The MVE VDUP instruction take a GPR and splats into every lane of a vector register. Unlike NEON we do not have a VDUPLANE equivalent instruction. Previously a VDUP to a v4f32/v8f16 would be represented as a (v4f32 VDUP f32:$x), which would mean the instruction pattern needs to add a COPY_TO_REGCLASS to the GPR.

Instead this now converts that earlier during an ISel DAG combine, converting (VDUP x) to (VDUP (bitcast x)). This can allow instruction selection to tell that the pattern needs to be an i32, which in one of the testcases allows it to use ldr (or specifically ldm) over (vldr;vmov).

Whilst being simple enough for floats, I cannot see a target independent BITCAST equivalent for getting a half into a i32. This uses a VMOVrh ARMISD node, which doesn't know the same tricks.

Diff Detail

Event Timeline

dmgreen created this revision.Mar 17 2020, 8:54 AM

I haven't been following the MVE work that closely, but changing the operand type of MVE vdup makes sense. My one concern here is the potential for confusion due to the opcode; VDUP for NEON and MVE have the same opcode and result type, but the operand types are different. Doesn't really matter much for isel patterns, but could be confusing for writing target-specific combines.

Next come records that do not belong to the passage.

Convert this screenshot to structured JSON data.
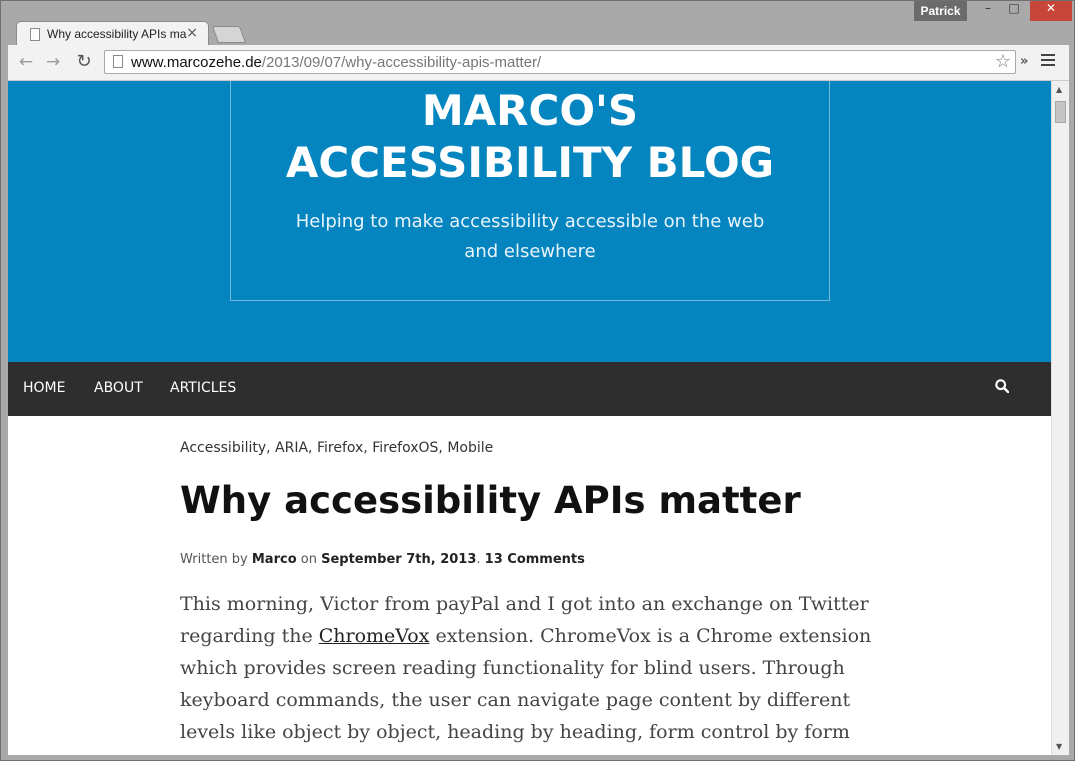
{
  "browser": {
    "tab_title": "Why accessibility APIs ma",
    "tab_close": "×",
    "profile_name": "Patrick",
    "win_min": "–",
    "win_max": "□",
    "win_close": "✕",
    "url_host": "www.marcozehe.de",
    "url_path": "/2013/09/07/why-accessibility-apis-matter/",
    "back": "←",
    "forward": "→",
    "reload": "↻",
    "star": "☆",
    "more": "»"
  },
  "site": {
    "title": "MARCO'S ACCESSIBILITY BLOG",
    "tagline": "Helping to make accessibility accessible on the web and elsewhere",
    "accent_color": "#0585c0",
    "nav": {
      "home": "HOME",
      "about": "ABOUT",
      "articles": "ARTICLES"
    }
  },
  "article": {
    "categories": "Accessibility, ARIA, Firefox, FirefoxOS, Mobile",
    "title": "Why accessibility APIs matter",
    "byline": {
      "written_by": "Written by ",
      "author": "Marco",
      "on": " on ",
      "date": "September 7th, 2013",
      "sep": ". ",
      "comments": "13 Comments"
    },
    "body": {
      "before_link": "This morning, Victor from payPal and I got into an exchange on Twitter regarding the ",
      "link_text": "ChromeVox",
      "after_link": " extension. ChromeVox is a Chrome extension which provides screen reading functionality for blind users. Through keyboard commands, the user can navigate page content by different levels like object by object, heading by heading, form control by form control, etc."
    }
  },
  "scrollbar": {
    "up": "▲",
    "down": "▼"
  }
}
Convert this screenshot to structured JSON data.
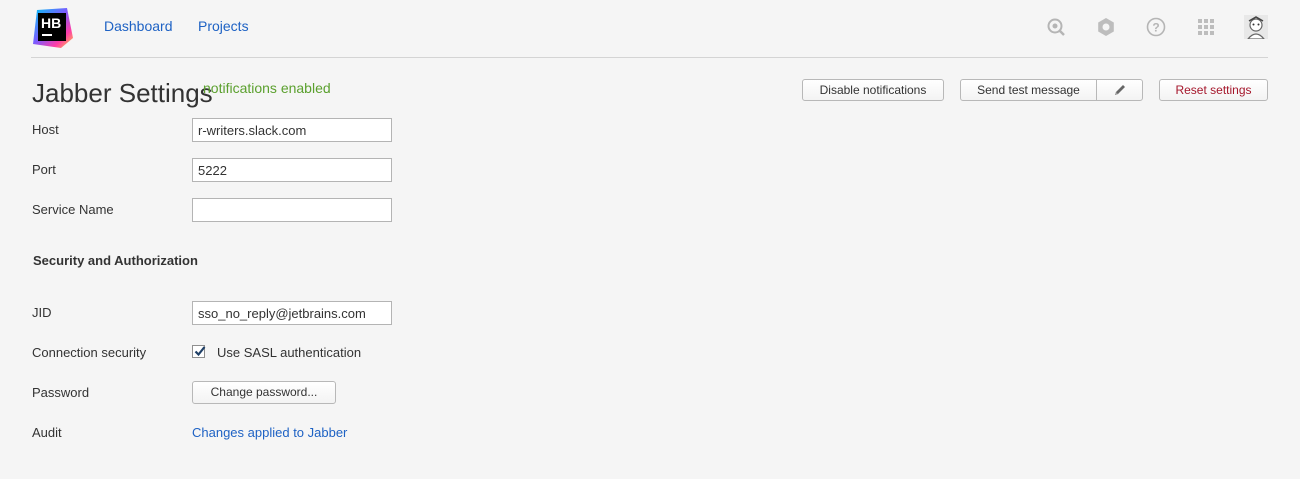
{
  "app": {
    "logo_text": "HB",
    "nav": [
      {
        "label": "Dashboard"
      },
      {
        "label": "Projects"
      }
    ],
    "header_icons": [
      "search-icon",
      "settings-gear-icon",
      "help-icon",
      "apps-grid-icon",
      "user-avatar-icon"
    ]
  },
  "page": {
    "title": "Jabber Settings",
    "status": "notifications enabled",
    "buttons": {
      "disable": "Disable notifications",
      "send_test": "Send test message",
      "edit_icon": "pencil-icon",
      "reset": "Reset settings"
    }
  },
  "form": {
    "host": {
      "label": "Host",
      "value": "r-writers.slack.com"
    },
    "port": {
      "label": "Port",
      "value": "5222"
    },
    "service_name": {
      "label": "Service Name",
      "value": ""
    },
    "section_title": "Security and Authorization",
    "jid": {
      "label": "JID",
      "value": "sso_no_reply@jetbrains.com"
    },
    "connection_security": {
      "label": "Connection security",
      "checkbox_label": "Use SASL authentication",
      "checked": true
    },
    "password": {
      "label": "Password",
      "button": "Change password..."
    },
    "audit": {
      "label": "Audit",
      "link": "Changes applied to Jabber"
    }
  },
  "colors": {
    "link": "#1e62c4",
    "status": "#5ba02e",
    "reset": "#a5162b",
    "background": "#f5f5f5"
  }
}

Yes, PerformVMOVhrCombine could be improved to handle more cases, independent of what happens here.

I haven't been following the MVE work that closely, but changing the operand type of MVE vdup makes sense. My one concern here is the potential for confusion due to the opcode; VDUP for NEON and MVE have the same opcode and result type, but the operand types are different. Doesn't really matter much for isel patterns, but could be confusing for writing target-specific combines.

Thanks for taking a look. It is indeed interesting trying to keep two entirely independent vector architectures happy in the same backend. It seems mostly OK so far, and they have helpfully shared quite a bit of code. The creation of VDUP is one such place, where we only had to modify the existing code a little. I didn't change that code to force the type where they are created to try and keep it cleaner, and it can happen in multiple places. Hence the fold in PerformVDUPCombine.

I think I'd prefer to keep the same opcode between the two archs, unless you have some better suggestion? Even with the two input types, we can probably keep the logic in PerformVDUPCombine separate.

Yes, PerformVMOVhrCombine could be improved to handle more cases, independent of what happens here.

I was hoping someone would be able to say "just use an X", and I was missing something obvious. But I will look into some VMOVhr combines, at least for the loads here.

efriedma accepted this revision.Mar 19 2020, 11:21 AM

Okay; if you've considered it and think it's best to keep the opcode the same, that's fine. LGTM

I was hoping someone would be able to say "just use an X"

No, there isn't any target-independent way to bitcast between i32 and f16.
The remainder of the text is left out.